Pagi ini angin kencang berembus, dedaunan nyiur melambai-lambai, baliho-baliho usang di jalanan berkibar-kibar. Langit cerah seperti biasa, tapi tidak dengan hatiku dan ribuan orang di sekitarku. Suasana desa begitu sepi, tidak ada tukar sapa warga yang berlalu lalang, tidak ada anak-anak yang berjalan kaki ke sekolah, tidak ada riuh penjual sayur dan penthol yang berkeliling. Beberapa rumah kosong, beberapa tetangga sudah pergi meninggalkan desa. Berbagai material rumah yang sekiranya masih bisa digunakan turut mereka bawa. Aku duduk-duduk di teras rumah, mengamati dan memandangi segala yang tersisa dari desa ini, menghirup udara segarnya, merabai tanah suburnya, mungkin untuk terakhir kalinya.
Wajah-wajah ceria warga desa telah sirna. Begitu juga dengan wajah Mbok Tuti yang sedang menyapu halaman rumahnya. Walau sebenarnya untuk apa dia menyapu, toh nanti siang halamannya sudah tidak lagi bisa diinjak. Barangkali karena itu sudah menjadi rutinitasnya. Barangkali karena dia sudah tidak tahu lagi mesti melakukan apa. Barangkali itu adalah ucapan perpisahannya pada halaman tercinta yang sudah ia belai-belai selama bertahun-tahun. Ah… Mbok Tuti, kau bakar pula daun-daun kering yang telah kau kumpulkan itu.

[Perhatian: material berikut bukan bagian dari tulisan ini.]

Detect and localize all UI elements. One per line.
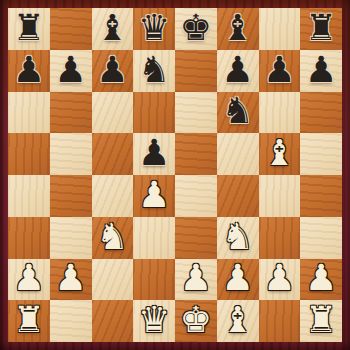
square-g7[interactable]: ♟: [259, 50, 301, 92]
piece-black-rook[interactable]: ♜: [13, 10, 45, 46]
square-g4[interactable]: [259, 175, 301, 217]
square-f6[interactable]: ♞: [217, 92, 259, 134]
square-c2[interactable]: [92, 259, 134, 301]
square-e8[interactable]: ♚: [175, 8, 217, 50]
square-h3[interactable]: [300, 217, 342, 259]
square-a3[interactable]: [8, 217, 50, 259]
square-c4[interactable]: [92, 175, 134, 217]
square-f8[interactable]: ♝: [217, 8, 259, 50]
piece-white-pawn[interactable]: ♟: [221, 260, 253, 296]
square-e6[interactable]: [175, 92, 217, 134]
piece-white-pawn[interactable]: ♟: [13, 260, 45, 296]
square-a4[interactable]: [8, 175, 50, 217]
square-f4[interactable]: [217, 175, 259, 217]
square-e2[interactable]: ♟: [175, 259, 217, 301]
square-b5[interactable]: [50, 133, 92, 175]
piece-black-rook[interactable]: ♜: [305, 10, 337, 46]
square-d4[interactable]: ♟: [133, 175, 175, 217]
piece-black-pawn[interactable]: ♟: [138, 135, 170, 171]
square-c7[interactable]: ♟: [92, 50, 134, 92]
square-g8[interactable]: [259, 8, 301, 50]
piece-black-knight[interactable]: ♞: [221, 93, 253, 129]
piece-black-bishop[interactable]: ♝: [96, 10, 128, 46]
piece-black-pawn[interactable]: ♟: [221, 52, 253, 88]
square-h4[interactable]: [300, 175, 342, 217]
piece-black-bishop[interactable]: ♝: [221, 10, 253, 46]
square-d2[interactable]: [133, 259, 175, 301]
square-c5[interactable]: [92, 133, 134, 175]
square-h7[interactable]: ♟: [300, 50, 342, 92]
piece-white-pawn[interactable]: ♟: [305, 260, 337, 296]
square-a8[interactable]: ♜: [8, 8, 50, 50]
piece-white-rook[interactable]: ♜: [13, 302, 45, 338]
square-b6[interactable]: [50, 92, 92, 134]
square-h5[interactable]: [300, 133, 342, 175]
square-b8[interactable]: [50, 8, 92, 50]
square-d1[interactable]: ♛: [133, 300, 175, 342]
square-h8[interactable]: ♜: [300, 8, 342, 50]
square-a7[interactable]: ♟: [8, 50, 50, 92]
square-e1[interactable]: ♚: [175, 300, 217, 342]
piece-white-knight[interactable]: ♞: [221, 219, 253, 255]
square-g2[interactable]: ♟: [259, 259, 301, 301]
square-d7[interactable]: ♞: [133, 50, 175, 92]
square-b4[interactable]: [50, 175, 92, 217]
piece-black-pawn[interactable]: ♟: [54, 52, 86, 88]
piece-black-pawn[interactable]: ♟: [263, 52, 295, 88]
piece-black-king[interactable]: ♚: [180, 10, 212, 46]
square-b2[interactable]: ♟: [50, 259, 92, 301]
square-g5[interactable]: ♝: [259, 133, 301, 175]
piece-black-pawn[interactable]: ♟: [305, 52, 337, 88]
square-b7[interactable]: ♟: [50, 50, 92, 92]
square-a6[interactable]: [8, 92, 50, 134]
square-d3[interactable]: [133, 217, 175, 259]
square-g1[interactable]: [259, 300, 301, 342]
piece-black-knight[interactable]: ♞: [138, 52, 170, 88]
piece-white-bishop[interactable]: ♝: [221, 302, 253, 338]
piece-white-rook[interactable]: ♜: [305, 302, 337, 338]
square-h6[interactable]: [300, 92, 342, 134]
chess-board: ♜♝♛♚♝♜♟♟♟♞♟♟♟♞♟♝♟♞♞♟♟♟♟♟♟♜♛♚♝♜: [8, 8, 342, 342]
square-f3[interactable]: ♞: [217, 217, 259, 259]
square-b3[interactable]: [50, 217, 92, 259]
square-c6[interactable]: [92, 92, 134, 134]
square-d8[interactable]: ♛: [133, 8, 175, 50]
square-a1[interactable]: ♜: [8, 300, 50, 342]
square-f1[interactable]: ♝: [217, 300, 259, 342]
square-e5[interactable]: [175, 133, 217, 175]
square-c8[interactable]: ♝: [92, 8, 134, 50]
square-e4[interactable]: [175, 175, 217, 217]
piece-black-queen[interactable]: ♛: [138, 10, 170, 46]
square-g3[interactable]: [259, 217, 301, 259]
piece-white-pawn[interactable]: ♟: [138, 177, 170, 213]
square-b1[interactable]: [50, 300, 92, 342]
square-e7[interactable]: [175, 50, 217, 92]
square-d6[interactable]: [133, 92, 175, 134]
piece-white-bishop[interactable]: ♝: [263, 135, 295, 171]
square-c1[interactable]: [92, 300, 134, 342]
piece-white-king[interactable]: ♚: [180, 302, 212, 338]
square-a5[interactable]: [8, 133, 50, 175]
square-d5[interactable]: ♟: [133, 133, 175, 175]
square-c3[interactable]: ♞: [92, 217, 134, 259]
piece-white-pawn[interactable]: ♟: [263, 260, 295, 296]
piece-black-pawn[interactable]: ♟: [96, 52, 128, 88]
square-f2[interactable]: ♟: [217, 259, 259, 301]
square-e3[interactable]: [175, 217, 217, 259]
piece-white-queen[interactable]: ♛: [138, 302, 170, 338]
square-g6[interactable]: [259, 92, 301, 134]
square-h2[interactable]: ♟: [300, 259, 342, 301]
square-f7[interactable]: ♟: [217, 50, 259, 92]
square-h1[interactable]: ♜: [300, 300, 342, 342]
square-f5[interactable]: [217, 133, 259, 175]
chess-board-frame: ♜♝♛♚♝♜♟♟♟♞♟♟♟♞♟♝♟♞♞♟♟♟♟♟♟♜♛♚♝♜: [0, 0, 350, 350]
piece-black-pawn[interactable]: ♟: [13, 52, 45, 88]
piece-white-knight[interactable]: ♞: [96, 219, 128, 255]
piece-white-pawn[interactable]: ♟: [54, 260, 86, 296]
piece-white-pawn[interactable]: ♟: [180, 260, 212, 296]
square-a2[interactable]: ♟: [8, 259, 50, 301]
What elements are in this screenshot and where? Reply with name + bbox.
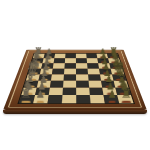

Di samping rumah Mbok Tuti ada rumah Lek Darman. Teras rumahnya ditongkrongi oleh lima bapak-bapak, termasuk bapakku. Mereka semua adalah petani, dan mereka tidak ke sawah hari ini. Buat apa? Toh nanti siang sawah mereka sudah tidak bisa lagi dipijak. Padahal padi-padi yang bapak rawat sudah hampir menguning. Sebagai tulang punggung keluarga, bapak sudah bingung sejak tiga hari yang lalu. Bingung akan dibawa ke mana nanti keluarganya setelah sawah, rumah, dan desanya tidak bisa lagi diinjak. Kami mendapat konpensasi 122,5 juta rupiah, mungkin akan buat rumah kecil entah di mana. Yang lebih parah adalah pecahan keluarga seperti Mbok Tuti, mereka hanya mendapat santunan 29 juta rupiah. Padahal menurut aturan relokasi semestinya setiap keluarga bisa mendapatkan kompensasi sampai 150 juta rupiah. Warga desa kami terbilang taat dalam beribadah, langgar-langgar selalu penuh ketika waktu salat tiba. Seandainya warga kami kurang iman, mungkin sudah banyak yang stres menghadapi kenyataan ini.